God Alina was annoying in this book. I honestly don’t know who was worse, Mal or Alina. Their playing around each other the whole time was more tiring to read than Jim courting Pam in The Office or Jake and Amy in Brooklyn Nine-Nine. I was basically yelling – pardon my language – “Oh shut up and fuck already” at my book. A sad note for me since I enjoyed both of them in the previous two books.

The Darkling, too, felt a little anti-climactic this time around. It probably doesn’t help that I keep comparing him to Kylo Ren but still. He was so almighty and powerful the last times we saw him that having him just kinda die didn’t feel like the death of an antagonist. A point made more clear by the fact that we didn’t really have an antagonist in this final chapter. With Aleksander “redeemed” in Alina’s eyes and the Apparat non-existent after the gang left the underground church, there wasn’t really a bad guy? Maybe that’s just my view.

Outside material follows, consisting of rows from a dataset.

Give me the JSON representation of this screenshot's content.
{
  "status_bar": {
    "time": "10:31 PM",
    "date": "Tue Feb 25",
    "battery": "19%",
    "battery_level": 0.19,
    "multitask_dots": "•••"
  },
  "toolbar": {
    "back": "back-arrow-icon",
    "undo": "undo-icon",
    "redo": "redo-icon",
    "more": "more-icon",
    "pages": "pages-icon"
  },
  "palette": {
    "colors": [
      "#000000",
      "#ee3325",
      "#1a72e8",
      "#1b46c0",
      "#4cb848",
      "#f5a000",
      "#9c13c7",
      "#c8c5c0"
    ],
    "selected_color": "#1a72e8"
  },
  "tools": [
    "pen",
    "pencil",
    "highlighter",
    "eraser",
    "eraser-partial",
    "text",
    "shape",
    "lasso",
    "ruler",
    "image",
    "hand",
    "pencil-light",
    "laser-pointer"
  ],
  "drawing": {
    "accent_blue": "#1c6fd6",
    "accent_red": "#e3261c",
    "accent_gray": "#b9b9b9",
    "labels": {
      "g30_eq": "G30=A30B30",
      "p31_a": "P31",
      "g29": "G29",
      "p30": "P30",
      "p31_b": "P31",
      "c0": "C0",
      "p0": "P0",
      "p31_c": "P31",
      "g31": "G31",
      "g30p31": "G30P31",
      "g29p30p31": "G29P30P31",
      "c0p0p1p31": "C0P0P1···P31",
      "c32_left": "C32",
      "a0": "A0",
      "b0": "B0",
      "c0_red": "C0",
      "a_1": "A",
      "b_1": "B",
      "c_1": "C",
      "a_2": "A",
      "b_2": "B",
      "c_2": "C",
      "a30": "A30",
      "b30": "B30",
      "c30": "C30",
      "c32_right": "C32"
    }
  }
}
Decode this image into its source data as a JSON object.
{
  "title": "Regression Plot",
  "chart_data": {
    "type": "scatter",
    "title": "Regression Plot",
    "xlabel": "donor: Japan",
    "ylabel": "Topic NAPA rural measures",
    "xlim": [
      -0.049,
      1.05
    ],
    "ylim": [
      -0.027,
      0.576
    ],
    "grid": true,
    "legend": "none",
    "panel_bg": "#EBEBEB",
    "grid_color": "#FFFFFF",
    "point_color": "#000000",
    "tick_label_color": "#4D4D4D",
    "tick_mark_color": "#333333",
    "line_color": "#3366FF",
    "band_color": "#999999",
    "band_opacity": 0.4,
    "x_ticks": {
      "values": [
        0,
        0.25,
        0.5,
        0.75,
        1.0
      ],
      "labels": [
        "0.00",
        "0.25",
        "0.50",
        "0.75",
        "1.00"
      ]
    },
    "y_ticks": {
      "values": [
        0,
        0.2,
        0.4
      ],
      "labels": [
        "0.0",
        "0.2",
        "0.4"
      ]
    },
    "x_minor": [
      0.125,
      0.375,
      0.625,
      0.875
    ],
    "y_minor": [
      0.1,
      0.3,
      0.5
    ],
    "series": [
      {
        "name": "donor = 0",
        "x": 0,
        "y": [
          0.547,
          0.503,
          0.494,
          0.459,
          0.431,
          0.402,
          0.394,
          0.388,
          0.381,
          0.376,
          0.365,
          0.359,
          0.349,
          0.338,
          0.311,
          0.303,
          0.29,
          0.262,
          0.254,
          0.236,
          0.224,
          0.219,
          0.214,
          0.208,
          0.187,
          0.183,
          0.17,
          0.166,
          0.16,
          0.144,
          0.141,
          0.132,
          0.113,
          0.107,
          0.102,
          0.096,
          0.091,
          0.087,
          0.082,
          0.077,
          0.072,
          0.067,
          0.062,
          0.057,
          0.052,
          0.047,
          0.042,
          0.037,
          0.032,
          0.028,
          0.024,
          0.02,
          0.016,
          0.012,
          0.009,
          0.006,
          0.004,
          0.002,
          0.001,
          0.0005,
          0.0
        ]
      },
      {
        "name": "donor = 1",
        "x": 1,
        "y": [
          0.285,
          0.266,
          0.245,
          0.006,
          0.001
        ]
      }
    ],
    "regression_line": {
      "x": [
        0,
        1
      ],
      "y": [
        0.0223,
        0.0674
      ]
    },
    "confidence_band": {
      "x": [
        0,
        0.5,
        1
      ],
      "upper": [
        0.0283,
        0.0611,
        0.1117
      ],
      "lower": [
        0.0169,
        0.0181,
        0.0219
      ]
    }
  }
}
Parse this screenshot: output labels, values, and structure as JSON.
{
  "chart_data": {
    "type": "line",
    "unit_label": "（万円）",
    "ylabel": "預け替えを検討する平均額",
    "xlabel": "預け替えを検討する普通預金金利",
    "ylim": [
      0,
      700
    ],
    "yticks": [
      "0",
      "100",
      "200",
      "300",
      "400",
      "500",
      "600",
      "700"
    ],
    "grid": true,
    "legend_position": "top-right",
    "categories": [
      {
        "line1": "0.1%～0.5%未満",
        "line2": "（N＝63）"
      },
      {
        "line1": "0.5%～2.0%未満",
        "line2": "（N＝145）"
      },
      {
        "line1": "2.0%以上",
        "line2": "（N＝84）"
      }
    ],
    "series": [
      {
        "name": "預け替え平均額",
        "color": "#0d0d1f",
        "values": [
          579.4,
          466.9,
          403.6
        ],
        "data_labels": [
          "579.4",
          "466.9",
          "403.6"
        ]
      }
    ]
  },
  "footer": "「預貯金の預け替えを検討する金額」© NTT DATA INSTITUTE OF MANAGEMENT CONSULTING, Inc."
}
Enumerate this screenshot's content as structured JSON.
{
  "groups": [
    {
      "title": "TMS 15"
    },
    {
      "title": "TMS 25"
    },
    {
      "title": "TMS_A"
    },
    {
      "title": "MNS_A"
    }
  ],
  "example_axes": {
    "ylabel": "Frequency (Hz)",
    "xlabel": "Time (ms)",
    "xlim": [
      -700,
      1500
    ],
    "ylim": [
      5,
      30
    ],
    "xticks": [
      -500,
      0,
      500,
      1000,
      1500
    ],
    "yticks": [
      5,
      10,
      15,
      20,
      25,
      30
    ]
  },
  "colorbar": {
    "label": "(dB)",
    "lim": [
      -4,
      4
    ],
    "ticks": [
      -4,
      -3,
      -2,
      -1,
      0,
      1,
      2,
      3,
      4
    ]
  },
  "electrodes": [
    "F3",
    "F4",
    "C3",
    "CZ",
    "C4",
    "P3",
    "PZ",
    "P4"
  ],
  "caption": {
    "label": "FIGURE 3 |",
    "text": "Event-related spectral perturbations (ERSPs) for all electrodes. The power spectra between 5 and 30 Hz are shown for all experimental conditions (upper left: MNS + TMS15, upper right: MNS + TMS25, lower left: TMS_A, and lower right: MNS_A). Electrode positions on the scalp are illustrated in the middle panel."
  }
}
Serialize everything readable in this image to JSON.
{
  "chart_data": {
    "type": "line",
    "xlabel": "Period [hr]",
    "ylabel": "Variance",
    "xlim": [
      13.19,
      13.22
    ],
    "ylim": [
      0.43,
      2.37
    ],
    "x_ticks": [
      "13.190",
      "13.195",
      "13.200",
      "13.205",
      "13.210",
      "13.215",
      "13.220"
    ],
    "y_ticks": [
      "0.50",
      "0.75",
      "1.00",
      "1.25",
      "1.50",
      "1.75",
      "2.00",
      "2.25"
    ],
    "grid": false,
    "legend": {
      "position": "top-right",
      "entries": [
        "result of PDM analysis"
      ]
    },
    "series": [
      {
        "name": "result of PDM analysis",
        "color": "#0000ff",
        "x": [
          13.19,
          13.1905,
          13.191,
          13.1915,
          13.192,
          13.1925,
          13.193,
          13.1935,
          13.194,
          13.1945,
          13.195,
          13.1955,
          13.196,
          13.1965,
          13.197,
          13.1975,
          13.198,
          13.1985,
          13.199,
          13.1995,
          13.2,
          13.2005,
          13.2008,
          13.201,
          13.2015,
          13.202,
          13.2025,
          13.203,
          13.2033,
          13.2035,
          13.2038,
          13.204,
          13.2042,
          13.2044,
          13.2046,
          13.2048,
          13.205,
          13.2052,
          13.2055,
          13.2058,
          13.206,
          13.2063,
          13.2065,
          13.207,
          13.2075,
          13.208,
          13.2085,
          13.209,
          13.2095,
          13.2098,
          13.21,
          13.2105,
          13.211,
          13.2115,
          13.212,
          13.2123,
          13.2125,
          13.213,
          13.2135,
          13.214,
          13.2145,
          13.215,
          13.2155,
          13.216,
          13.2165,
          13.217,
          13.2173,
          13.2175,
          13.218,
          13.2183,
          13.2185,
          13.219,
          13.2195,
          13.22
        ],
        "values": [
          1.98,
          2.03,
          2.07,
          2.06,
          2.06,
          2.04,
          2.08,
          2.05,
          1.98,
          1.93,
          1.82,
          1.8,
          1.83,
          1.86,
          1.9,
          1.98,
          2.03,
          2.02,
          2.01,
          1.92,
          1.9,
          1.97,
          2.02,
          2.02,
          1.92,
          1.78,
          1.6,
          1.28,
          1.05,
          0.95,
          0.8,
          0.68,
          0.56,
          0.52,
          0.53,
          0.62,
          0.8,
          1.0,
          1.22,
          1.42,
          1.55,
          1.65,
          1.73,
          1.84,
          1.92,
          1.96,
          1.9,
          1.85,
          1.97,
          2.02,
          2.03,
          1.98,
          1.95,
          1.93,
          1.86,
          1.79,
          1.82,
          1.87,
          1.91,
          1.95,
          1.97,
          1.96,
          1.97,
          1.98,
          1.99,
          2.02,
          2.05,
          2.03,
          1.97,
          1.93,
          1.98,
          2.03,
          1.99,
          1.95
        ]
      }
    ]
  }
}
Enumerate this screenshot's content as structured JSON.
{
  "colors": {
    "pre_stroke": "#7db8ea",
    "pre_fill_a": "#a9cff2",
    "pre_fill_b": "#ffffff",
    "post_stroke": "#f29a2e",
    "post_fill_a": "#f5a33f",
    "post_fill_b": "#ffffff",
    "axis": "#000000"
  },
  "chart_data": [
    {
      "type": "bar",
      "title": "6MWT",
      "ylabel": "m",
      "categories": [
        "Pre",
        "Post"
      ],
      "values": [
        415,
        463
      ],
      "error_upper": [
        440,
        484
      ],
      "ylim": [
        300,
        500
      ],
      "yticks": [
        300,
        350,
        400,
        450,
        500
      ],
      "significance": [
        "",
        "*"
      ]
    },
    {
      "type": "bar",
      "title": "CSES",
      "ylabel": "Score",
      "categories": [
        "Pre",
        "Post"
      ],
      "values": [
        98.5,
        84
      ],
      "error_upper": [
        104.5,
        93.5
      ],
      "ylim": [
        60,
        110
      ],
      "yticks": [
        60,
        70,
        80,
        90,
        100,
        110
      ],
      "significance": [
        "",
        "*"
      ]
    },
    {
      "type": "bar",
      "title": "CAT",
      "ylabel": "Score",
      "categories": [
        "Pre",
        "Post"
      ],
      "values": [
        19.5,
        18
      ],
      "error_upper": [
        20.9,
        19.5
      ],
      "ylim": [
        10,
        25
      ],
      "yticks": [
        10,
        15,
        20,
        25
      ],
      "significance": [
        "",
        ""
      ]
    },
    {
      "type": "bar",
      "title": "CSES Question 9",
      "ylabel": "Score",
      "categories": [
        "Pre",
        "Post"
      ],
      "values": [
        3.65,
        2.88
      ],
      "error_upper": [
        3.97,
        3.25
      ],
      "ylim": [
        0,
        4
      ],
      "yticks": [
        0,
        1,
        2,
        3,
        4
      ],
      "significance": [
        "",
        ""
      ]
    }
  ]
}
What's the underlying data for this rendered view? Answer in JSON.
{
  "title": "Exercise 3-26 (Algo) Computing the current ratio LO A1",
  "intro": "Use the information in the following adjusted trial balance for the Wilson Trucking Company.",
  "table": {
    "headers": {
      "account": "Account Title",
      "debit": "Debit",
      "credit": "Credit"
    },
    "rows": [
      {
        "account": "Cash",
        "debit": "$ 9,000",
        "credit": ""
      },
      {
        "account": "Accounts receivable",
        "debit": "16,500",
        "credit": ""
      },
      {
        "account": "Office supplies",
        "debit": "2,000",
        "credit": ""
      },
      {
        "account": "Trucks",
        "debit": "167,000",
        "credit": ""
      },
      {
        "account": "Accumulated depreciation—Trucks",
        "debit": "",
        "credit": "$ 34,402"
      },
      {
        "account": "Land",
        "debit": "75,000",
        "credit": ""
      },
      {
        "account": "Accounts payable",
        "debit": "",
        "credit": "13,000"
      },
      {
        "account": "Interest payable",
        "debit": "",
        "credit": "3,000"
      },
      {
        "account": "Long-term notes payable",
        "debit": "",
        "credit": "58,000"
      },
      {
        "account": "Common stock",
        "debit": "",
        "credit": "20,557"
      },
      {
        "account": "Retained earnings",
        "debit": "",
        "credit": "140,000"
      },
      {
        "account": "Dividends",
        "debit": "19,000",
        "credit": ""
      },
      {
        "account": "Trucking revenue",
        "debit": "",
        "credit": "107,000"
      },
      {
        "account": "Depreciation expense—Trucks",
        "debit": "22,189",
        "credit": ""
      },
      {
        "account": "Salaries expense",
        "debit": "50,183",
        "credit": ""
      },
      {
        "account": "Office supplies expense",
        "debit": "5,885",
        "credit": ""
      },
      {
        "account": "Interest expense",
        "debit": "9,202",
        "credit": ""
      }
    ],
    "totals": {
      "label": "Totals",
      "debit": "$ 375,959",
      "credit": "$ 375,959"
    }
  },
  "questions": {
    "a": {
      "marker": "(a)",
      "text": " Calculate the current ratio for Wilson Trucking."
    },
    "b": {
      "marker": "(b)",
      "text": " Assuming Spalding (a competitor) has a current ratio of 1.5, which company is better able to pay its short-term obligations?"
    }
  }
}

Lastly I want to talk about my poor, sweet Nikolai. My prince that deserved far better. His presence in the story was a small blip that just pushed Alina towards power. Possessed by the Darkling’s power and turned inside out, I honestly think Nikolai was the one who got the shortest end of the stick by the time everything was all done. He deserved so much better and I hope he gets the story he deserves in the rumored spin-off series.

Conclusion ★★★★

Now I know it looks confusing that I had so many issues with this book, but at the same time, I enjoyed the final epilogue. No I didn’t like Mal and no I wasn’t a huge fan of Alina’s by the end of things, but knowing that she was safe and happy and helping the children learn and be loved in home that used to run on fear got to me. So yes, I had problems, but I felt something by the end. And even though he wasn’t around for most of it, Nikolai adds a star to the rating for just being there.

The Grisha Trilogy Wrap-Up

grisha-trilogy-limited-edition-poster

I started reading this series years ago because it was one of those YA series that came out when I felt too high and mighty about my reading preferences to go near it. By the time I picked it up again, it had reached this level of fandom standard for YA and I figured it was time to give it a try.

I loved the first book because of how different it was from most YA fantasy novel’s I’d read, at least in terms of how the magic worked and the world building. I enjoyed the characters and how the Darkling’s dialogue was so cleverly twisted that I still can’t help but love him despite how terrible he is.

Book two took a longer time to get through. One, because of my realization of how close the new Star Wars films are to the characterization of Alina and the Darkling (being Rey and Kylo Ren respectively). I know the books were written well before Disney even bought the franchise, but even now, Siege and Storm is so close to The Last Jedi I’ve begun to wonder if they bought the option for it for the sake of not getting sued (like what Darren Aronofsky did with Perfect Blue when making Black Swan so he could use full sequence recreations without getting ripped apart for “theft”). Regardless though, this was the book where I really started disliking Mal, but fell head over heals for Nikolai. And let’s be real here, he made the story.

The last book, as mentioned above, I felt conflicted over. Alina was just as obnoxious as Mal was and there wasn’t really an antagonist. However, the ending fit wonderfully. I don’t think I would have ended up enjoying Alina marrying Nikolai if it actually happened after her behaviour in Ruin and Rising. Nikolai deserves more than someone who is selfish in a way that’s similar to Katniss in Hunger Games as she struggles with the Peeta vs Gale debate (although for Alina it’s a tug-of-war match over wanting Mal but not wanting him to be with someone else). So no, I didn’t like Alina’s arc in the end, but I loved the ending because of everyone else. Sure, no one came out without their losses, but everyone ended up safe, which is what matters. I care so much for the side characters, that my dislike of Alina is irrelevant. Not my favourite series, but one of my favourite worlds for sure.